July 23, 2014
By ROSA CICCIO | Hartford Courant
HOW IT GOT ITS NAME: Originally part of Massachusetts, the area was called Southfield because it was the colony's southernmost town. The local pronunciation was always Suffield, however, and in 1764 the name was made official.
HISTORY: The area was settled in the early 1670s when the Massachusetts General Court authorized a group from Springfield, led by Major John Pynchon, to settle a town "on the west side of the Connecticut River towards Windsor." Due to an early surveying error, the town was believed to belong to Massachusetts until it was annexed by Connecticut in 1749.
TOBACCO: One of Suffield's earliest industries, tobacco played a vital part in the development and growth of the town. Suffield was home to the country's first cigar factory when a Cuban man was hired in 1810 to teach women how to roll "long nines."
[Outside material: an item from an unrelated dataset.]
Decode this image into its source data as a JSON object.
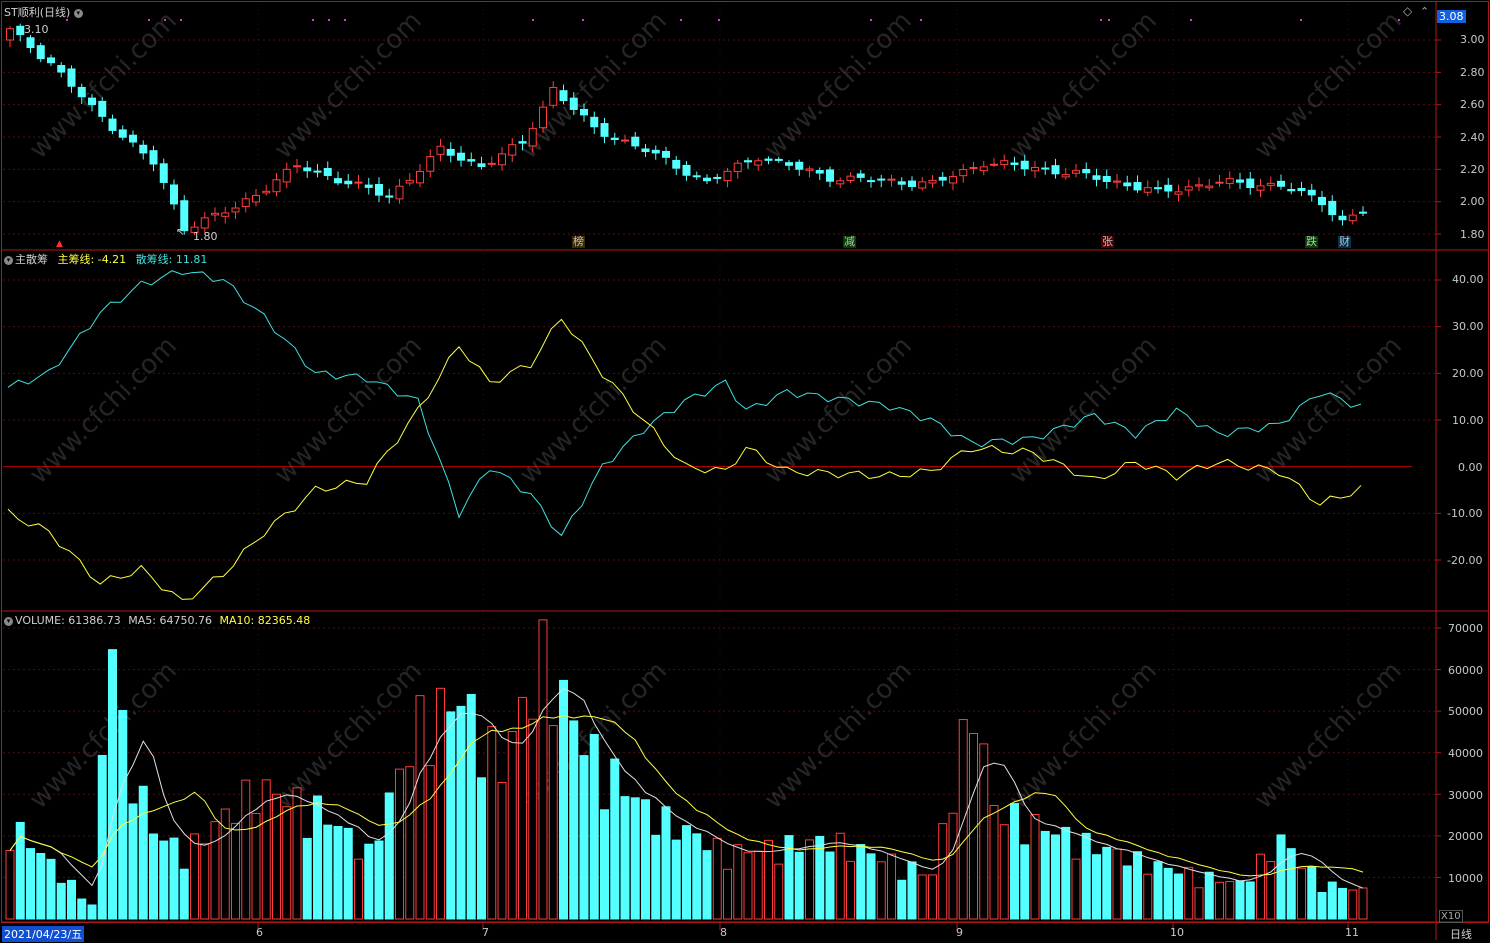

EARLY EDUCATION: Suffield Academy, a private school established in 1833 as the Connecticut Literary Institute with the mission of training young men for the Baptist ministry, served as the town's high school until 1939.
DID YOU KNOW? When the British closed the Port of Boston in retaliation for the Boston Tea Party, Suffield residents supported their fellow colonists by issuing the first known declaration of independence in America in July 1774.